The fivesome’s absences are understandable. In addition to chatting with Jennifer Hudson and getting serenaded by Usher, Wilson might be dealing with an arm/wrist injury. Gray remains hobbled by the foot injury she suffered in Game 3 of the WNBA Finals. Injury concerns also explain Loyd’s absence; at the Storm’s exit interviews, she indicated she had been managing several injuries throughout the 2023 season. Stewart is in mom mode, having just welcomed her son, Theo, to the world. Thomas is hooping halfway around the world, putting up triple-doubles for the Shanxi Xing Flame in the Women’s Chinese Basketball Association.
It’d be shocking if, barring health, those five were not on the 2024 Olympic team. Griner also seems like a surefire selection. Taurasi’s case is more complicated, as the health issues that come with her advanced basketball age raise legitimate questions about her availability and reliability. And while USA Basketball has burned bridges with program stalwarts in the past, Taurasi appears to have attained immunity from such internal politics, making it hard to imagine Reeve and Briana Weiss, who succeeded Carol Callan as Women’s National Team Director last fall, telling Taurasi to stay home.
Who will earn their passport to Paris?
If the above assumptions are correct, that’s seven players, leaving only five available spots on the final 12-player Olympic roster. When Team USA takes the court in Knoxville and Durham, the most pressing competition will not be with the Lady Vols or Blue Devils but within the roster, as players with All-Star games, All-WNBA honors and gold medals to their names will be looking to secure their passport to Paris.
Guards and wings who can offer a mix of ball handling, perimeter defense and 3-point shooting are the primary needs for this theoretical roster. Kahleah Copper, Jackie Young, Ariel Atkins Betnijah Laney and Allisha Gray stand out as solid fits. While Copper’s speed adds a valuable dimension, Young, Atkins, Laney and Gray are well practiced at moving between complementary and featured roles.
It also will be interesting to see the possible battle between Sabrina Ionescu, Kelsey Plum and Arike Ogunbowale for a spot, as the final roster might not have room for more than one non-Taurasi scoring guard who plays sometimes spotty defense. USA Basketball usually includes at least one future-focused player on an Olympic roster. For 2024, that honor seems destined for Aliyah Boston, who very well could establish herself as a present-focused player.

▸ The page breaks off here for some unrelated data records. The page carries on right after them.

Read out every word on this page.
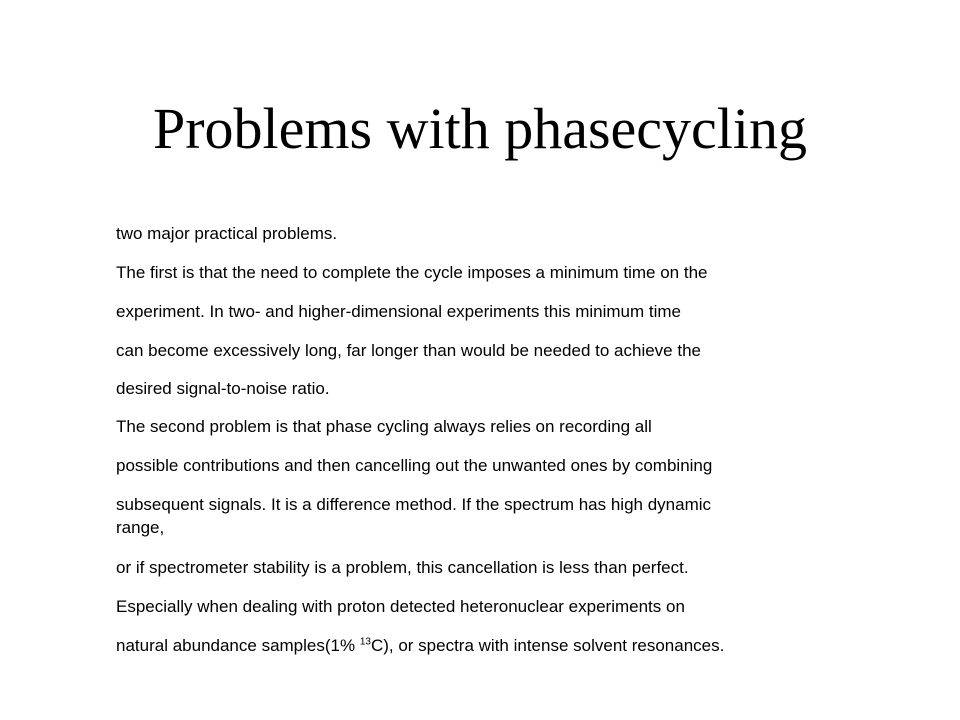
Problems with phasecycling

two major practical problems.

The first is that the need to complete the cycle imposes a minimum time on the

experiment. In two- and higher-dimensional experiments this minimum time

can become excessively long, far longer than would be needed to achieve the

desired signal-to-noise ratio.

The second problem is that phase cycling always relies on recording all

possible contributions and then cancelling out the unwanted ones by combining

subsequent signals. It is a difference method. If the spectrum has high dynamic

range,

or if spectrometer stability is a problem, this cancellation is less than perfect.

Especially when dealing with proton detected heteronuclear experiments on

natural abundance samples(1% $^{13}$C), or spectra with intense solvent resonances.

Looking ahead to further preparations in 2024
In early February, Team USA will compete in the FIBA Olympic Qualifying Tournament, with the roster for that competition likely providing clarifying clues about the composition of the final Olympic roster. After that, USA Basketball will hold a training camp during the Final Four, providing players with another opportunity to earn their Olympic berth.
Some other noteworthy players with USA Basketball experience also could make their case for the summer of 2024 at that time, such as 2021 Olympians Napheesa Collier of the Minnesota Lynx and Skylar Diggins-Smith of (for now) the Phoenix Mercury or 2016 Olympian and 2018 World Cup winner Elena Delle Donne of the Washington Mystics.